Sormayacağım; çünkü, yaşadığın ya da yaşamak zorunda olduğun çevreyle,
seviyorum dediğin kişilerle ve hatta tüm insanlarla ortak paydalarının ne
kadar az olduğunu ve buna rağmen hala umudunu yeşil tutmaya çalıştığını
biliyorum...
Sormayacağım; çünkü, hayatında yakın geçmişe kadar, tüm çevrendekilerin
gıpta ile baktığı bir çok şey başarıp meyvelerini toplamak için çok
çalıştığını, ancak bu topraklarda senin gibi insanların önüne ne derece
devasa engeller dikildiğini ve senin bu engelleri aşabilme gücünün tükenme
aşamasında olduğunu biliyorum...
Sormayacağım; çünkü, umduğun, istediğin hayatı bir türlü yakalayamayan ama
yine de bulduğunla yetinmen gerektiğini hissettiren insanların alaycı
tavırlarının seni nasıl kahrettiğini, nasıl yorduğunu biliyorum...
Sormayacağım; çünkü, bu topraklarda yeteneklerine göre değil kimin yanında
durduğuna göre değer kazandığını bildiğini ve bunun sana acı verdiğini,
dirensen de kendini artık buralara ait hissetmediğini biliyorum...

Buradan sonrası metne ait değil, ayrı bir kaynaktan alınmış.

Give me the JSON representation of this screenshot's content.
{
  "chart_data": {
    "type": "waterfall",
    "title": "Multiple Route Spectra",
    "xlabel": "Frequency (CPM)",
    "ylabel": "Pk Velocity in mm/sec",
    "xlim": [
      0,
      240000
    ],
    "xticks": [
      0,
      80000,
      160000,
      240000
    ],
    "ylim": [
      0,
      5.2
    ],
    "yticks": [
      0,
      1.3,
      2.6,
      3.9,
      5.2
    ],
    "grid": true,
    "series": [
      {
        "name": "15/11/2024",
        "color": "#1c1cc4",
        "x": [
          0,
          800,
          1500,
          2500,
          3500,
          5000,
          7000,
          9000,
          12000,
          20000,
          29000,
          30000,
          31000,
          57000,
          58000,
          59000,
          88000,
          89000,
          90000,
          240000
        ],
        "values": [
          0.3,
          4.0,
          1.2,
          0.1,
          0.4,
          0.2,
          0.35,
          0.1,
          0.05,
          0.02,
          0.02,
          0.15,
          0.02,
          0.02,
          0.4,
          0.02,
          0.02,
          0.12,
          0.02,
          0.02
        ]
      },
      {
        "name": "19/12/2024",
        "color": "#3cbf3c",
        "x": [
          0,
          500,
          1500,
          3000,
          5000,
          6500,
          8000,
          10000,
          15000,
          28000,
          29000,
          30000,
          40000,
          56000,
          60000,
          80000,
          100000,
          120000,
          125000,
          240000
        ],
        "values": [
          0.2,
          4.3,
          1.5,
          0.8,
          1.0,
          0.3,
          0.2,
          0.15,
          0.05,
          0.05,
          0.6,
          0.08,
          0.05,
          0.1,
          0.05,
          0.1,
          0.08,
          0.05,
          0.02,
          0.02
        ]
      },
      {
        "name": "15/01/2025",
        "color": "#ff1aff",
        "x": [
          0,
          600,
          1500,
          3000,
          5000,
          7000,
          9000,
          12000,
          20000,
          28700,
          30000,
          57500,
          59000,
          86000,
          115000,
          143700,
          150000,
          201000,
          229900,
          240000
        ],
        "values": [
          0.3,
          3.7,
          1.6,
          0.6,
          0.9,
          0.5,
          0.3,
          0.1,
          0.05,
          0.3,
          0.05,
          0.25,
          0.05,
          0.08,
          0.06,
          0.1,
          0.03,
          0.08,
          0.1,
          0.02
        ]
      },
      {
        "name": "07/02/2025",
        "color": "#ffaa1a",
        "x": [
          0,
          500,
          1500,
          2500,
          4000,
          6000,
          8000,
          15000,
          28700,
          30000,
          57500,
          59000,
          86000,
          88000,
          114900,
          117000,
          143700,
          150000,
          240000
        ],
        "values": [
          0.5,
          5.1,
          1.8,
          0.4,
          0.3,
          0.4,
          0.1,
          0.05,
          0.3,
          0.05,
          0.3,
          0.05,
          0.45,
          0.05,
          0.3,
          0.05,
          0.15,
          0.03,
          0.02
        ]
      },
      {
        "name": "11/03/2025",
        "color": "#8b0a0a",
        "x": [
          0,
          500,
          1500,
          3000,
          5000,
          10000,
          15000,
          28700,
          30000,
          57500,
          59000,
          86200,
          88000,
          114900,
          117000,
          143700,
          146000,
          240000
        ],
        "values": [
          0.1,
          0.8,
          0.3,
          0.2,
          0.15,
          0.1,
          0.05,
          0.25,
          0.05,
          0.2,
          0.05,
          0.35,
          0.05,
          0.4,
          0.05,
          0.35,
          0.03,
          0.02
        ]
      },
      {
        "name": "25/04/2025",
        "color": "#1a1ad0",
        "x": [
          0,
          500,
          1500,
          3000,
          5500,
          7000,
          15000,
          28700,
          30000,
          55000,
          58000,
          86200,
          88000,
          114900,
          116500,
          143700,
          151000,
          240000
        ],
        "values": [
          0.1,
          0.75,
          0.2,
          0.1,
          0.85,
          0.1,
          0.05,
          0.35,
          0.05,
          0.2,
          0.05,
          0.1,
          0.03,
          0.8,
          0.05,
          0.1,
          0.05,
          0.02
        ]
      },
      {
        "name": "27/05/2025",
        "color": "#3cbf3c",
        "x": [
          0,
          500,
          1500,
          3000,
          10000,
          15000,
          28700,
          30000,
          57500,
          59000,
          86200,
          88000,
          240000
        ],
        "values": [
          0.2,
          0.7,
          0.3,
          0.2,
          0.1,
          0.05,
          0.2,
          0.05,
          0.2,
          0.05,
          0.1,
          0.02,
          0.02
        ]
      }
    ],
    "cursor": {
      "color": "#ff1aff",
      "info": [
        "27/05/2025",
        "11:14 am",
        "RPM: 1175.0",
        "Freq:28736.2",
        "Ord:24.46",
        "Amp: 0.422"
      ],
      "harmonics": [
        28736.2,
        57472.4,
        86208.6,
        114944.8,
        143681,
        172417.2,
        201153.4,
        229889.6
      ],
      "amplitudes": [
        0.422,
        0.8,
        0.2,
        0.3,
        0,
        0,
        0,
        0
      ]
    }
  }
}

Sormayacağım; çünkü, geleceğe ait bir çok beklentin olduğu ve bunun için
ölesiye çabalamana rağmen, sevdiğin ve en yakınım dediğin insanların
hayata bakışını anlamamaktaki ısrarının seni çok üzdüğünü biliyorum...
Sormayacağım; çünkü, insanların özgürlüğün ne olduğunu bilmediği,
bilenlere ise bir kaç gömlek bol geldiği ve o özgürlüklerin sadece kendine
ait bir hak olarak görülmesinin sana acı verdiğini biliyorum...
Sormayacağım; çünkü, "serde erkeklik var" diyemeyip, saklamadan,
gizlemeden, utanmadan ağlayabildiğini, "ağlamak ne zamandan beri hak oldu,
alındı, satıldı, verildi, lütfedildi?" diye isyan ettiğini biliyorum...
Sormayacağım; çünkü, bazen avazın çıktığı kadar bağırarak bazense sadece
susarak, bazen sayfalar dolusu yazarak, bazen de ağız dolusu konuşarak
sevdanı anlatmak istediğini, ama yine de beceremediğini görüp hayata
küstüğünü de biliyorum...
Evet sana "nasılsın?" diye sormayacağım... Bu bir Bayram Günü sabahı da
olsa sormayacağım... Şimdi yıka elini yüzünü, gülümse aynalara, kendine
çeki düzen ver ve her zaman senden bekledikleri maskeyi tak yüzüne...
Gülümseyerek "harikayım, nasıl iyi olmam ki" de yine...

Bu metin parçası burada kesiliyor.